Methods/Statistics
Beyond per-capita rates: Urban scaling of female firearm homicides in the United States Roni Barak Ventura* Roni Barak Ventura Barak Ventura New Jersey Institute of Technology
Epidemiologic rates are typically standardized by population size, however, growing evidence suggests that rural and urban systems differ in more fundamental ways that are not fully captured by per-capita measures. Urban Scaling Theory models cities as complex systems analogous
to biological organisms, whose behaviors are better described by scaling laws such as Kleiber’s Law and Ideal Gas Law. Empirical studies show that urban infrastructure (e.g., roads, cables, and built area) scales sublinearly with population size, whereas socioeconomic phenomena (e.g., GDP, patents, and social interactions) scale superlinearly. By explicitly accounting for population-dependent nonlinearities, urban scaling enables more equitable comparisons across spatial units of different sizes.
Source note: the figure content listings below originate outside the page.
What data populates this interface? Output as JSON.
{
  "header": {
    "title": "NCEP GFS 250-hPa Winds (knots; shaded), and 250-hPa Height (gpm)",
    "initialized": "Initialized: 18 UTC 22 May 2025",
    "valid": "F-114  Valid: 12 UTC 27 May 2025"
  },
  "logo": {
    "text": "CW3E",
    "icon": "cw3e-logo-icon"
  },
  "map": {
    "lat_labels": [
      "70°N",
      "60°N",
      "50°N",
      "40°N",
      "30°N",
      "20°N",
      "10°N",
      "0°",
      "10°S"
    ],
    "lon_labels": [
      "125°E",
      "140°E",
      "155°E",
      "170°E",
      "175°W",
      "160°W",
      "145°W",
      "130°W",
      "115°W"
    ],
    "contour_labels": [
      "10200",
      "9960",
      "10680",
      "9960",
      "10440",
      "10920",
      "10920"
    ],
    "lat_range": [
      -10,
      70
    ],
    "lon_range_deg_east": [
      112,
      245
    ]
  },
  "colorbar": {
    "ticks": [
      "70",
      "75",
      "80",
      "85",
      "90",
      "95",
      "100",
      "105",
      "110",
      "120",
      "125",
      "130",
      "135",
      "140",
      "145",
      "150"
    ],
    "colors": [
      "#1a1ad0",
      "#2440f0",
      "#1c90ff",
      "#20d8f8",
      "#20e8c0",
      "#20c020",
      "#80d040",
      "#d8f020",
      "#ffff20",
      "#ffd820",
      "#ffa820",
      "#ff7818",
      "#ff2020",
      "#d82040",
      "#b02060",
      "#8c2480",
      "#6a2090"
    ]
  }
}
Urban scaling provides an appropriate framework for modeling epidemiologic variables such as event incidence, risk factors, and the distribution of resources to mitigate them across the urab-rural continuum. We demonstrate the utility of this approach by examining the distribution of female firearm homicides across U.S. cities. We analyzed data from 917 U.S. cities for three periods: pre-pandemic (2018–2019), during the pandemic (2020–2021), and post-pandemic (2022–2023). For each period, we fit a power-law model relating homicide counts to city population size and recorded the corresponding scaling exponent β. Female firearm homicides exhibited strictly sublinear scaling across all periods, indicating a disproportionate burden in less populous, more rural areas. However, the scaling exponent increased significantly during the pandemic (β = 0.711 ∈ [0.668, 0.754] in 2018-2019 and β = 0.804 ∈ [0.761, 0.846] in 2020-2021) and following the pandemic (β = 0.903 ∈ [0.872, 0.933] in 2022-2023). This finding suggests a growing incidence of these homicides in more densely populated cities. These results align with reports of increased domestic violence and femicide during and following the COVID-19 pandemic.